Novel probes relationship between kidnapper and victim

Tilia Klebenov Jacobs, Wrong Place, Wrong Time;   Linden Tree Press, (c) 2013, ISBN 978-0615805597, 400 pages, cover price unlisted.

By Donald H. Harrison

wrong place wrong timeSAN DIEGO- – While reading and enjoying this novel about an almost-ethical kidnapper, I kept wondering why the author had decided that the female victim in this story should be a well-educated Jewish housewife?  Perhaps 95 percent of the story has nothing to do with religion or ethnicity.  For the most part, the book is a psychological drama, examining the relationship between a kidnap victim and her abductor.

Did author Tilia Klebenov Jacobs simply want to make the novel eligible for inclusion in the many Jewish book fairs that are held across the country?  Did she feel compelled to provide an outlet for the flashes of inside ethnic humor that occasionally leavened this story of abduction, flight, trial, and reckoning?  Or was there a deeper reason?

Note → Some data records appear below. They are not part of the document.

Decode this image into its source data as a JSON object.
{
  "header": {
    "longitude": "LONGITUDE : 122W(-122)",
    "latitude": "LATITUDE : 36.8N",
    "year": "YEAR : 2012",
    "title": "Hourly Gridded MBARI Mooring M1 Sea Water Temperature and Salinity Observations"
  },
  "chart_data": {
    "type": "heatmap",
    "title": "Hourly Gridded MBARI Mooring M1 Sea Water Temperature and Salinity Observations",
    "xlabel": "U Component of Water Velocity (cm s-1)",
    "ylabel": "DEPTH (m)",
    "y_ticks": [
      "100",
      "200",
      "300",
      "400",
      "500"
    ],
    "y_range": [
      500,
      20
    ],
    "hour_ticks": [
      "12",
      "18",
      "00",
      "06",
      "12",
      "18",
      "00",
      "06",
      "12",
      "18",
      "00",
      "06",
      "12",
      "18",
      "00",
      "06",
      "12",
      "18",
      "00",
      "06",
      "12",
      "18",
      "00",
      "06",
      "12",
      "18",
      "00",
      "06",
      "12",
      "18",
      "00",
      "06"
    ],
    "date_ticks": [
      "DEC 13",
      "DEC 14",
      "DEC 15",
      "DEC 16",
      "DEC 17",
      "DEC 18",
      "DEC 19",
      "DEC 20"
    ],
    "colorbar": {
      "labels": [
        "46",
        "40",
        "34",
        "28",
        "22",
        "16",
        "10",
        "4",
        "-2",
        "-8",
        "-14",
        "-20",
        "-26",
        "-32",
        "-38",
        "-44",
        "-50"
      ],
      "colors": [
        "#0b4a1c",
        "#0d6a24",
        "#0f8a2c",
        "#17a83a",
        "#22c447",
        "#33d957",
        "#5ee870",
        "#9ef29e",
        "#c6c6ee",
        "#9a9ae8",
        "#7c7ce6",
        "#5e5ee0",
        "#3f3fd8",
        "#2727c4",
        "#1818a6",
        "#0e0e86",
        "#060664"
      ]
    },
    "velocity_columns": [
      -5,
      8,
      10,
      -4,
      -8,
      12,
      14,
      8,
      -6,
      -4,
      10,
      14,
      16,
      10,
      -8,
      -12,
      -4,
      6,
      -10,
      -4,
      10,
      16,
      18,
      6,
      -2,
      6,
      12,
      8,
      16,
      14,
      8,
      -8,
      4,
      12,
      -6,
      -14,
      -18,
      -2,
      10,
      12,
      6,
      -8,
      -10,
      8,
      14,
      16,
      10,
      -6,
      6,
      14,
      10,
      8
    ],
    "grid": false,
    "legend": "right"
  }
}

At one point in the story, the victim, Tsara Abrams Adelman, had been compelled to make an exhausting climb through inhospitable terrain.  After they arrived at kidnapper Michael Westbrook’s hiding place, he decided it was at last time to eat.  Being an expert Marine Corps marksman, he promptly shot a wild turkey, heated up a can of beans, and offered to share some of the meal with the famished Tsara.

However, the beans had bacon in them.   Under the circumstances,  Tsara wondered, could she override the law of kashrut’s ban on pork products?  She decided that it was an absolute imperative to stay healthy and so she ate the beans as well as the turkey which, having been shot and its head sliced off by a man who wouldn’t know the meaning of the word shochet, certainly wasn’t kosher either.  Necessity being necessity, Tsara gobbled the meal up.

Michael hadn’t intended to kidnap Tsara, who had just arrived on a visit to the New Hampshire chateau of her rich uncle Castle Thornlocke.  He thought he could kidnap Thornlocke’s 14-year-old daughter, Zaylie, and then exchange her for his six-year-old son, whom Thornlocke earlier in the day had abducted with the help of Libertyville, N.H.,’s corrupt two-man police force.  Thornlocke and the two officers, who had grown up as the town bullies,  had made a business of abducting children and then extorting money from their parents before releasing them.

Upon breaking into the room where Tsara, rather than Zaylie, was staying, it was too late for Michael to change course.  As the book’s title suggests, Tsara had been at the wrong place, at the wrong time.

In 95 short chapters–some just a page or two in length–and with lots of action, the novel has the aura of a screenplay in waiting. Although it starts off a big shaky–requiring readers to believe no one would have called higher authorities to report the crimes of the two policemen and Thornlocke–the plot becomes increasingly more believable and absorbing.

If you like adventure, suspense, and action, this novel is for you.

For Jewish readers, the surprise comes when Tsara ponders from the standpoint of Jewish law and ethics the limits of forgiveness.   Can Tsara forgive Michael–whatever his motive might have been–for all the pain and fear he caused her and her family?   Will she honestly be able to say before the next Yom Kippur that she has forgiven this man?

I have a feeling that readers of all religions–not just Jews–will debate Tsara’s answer.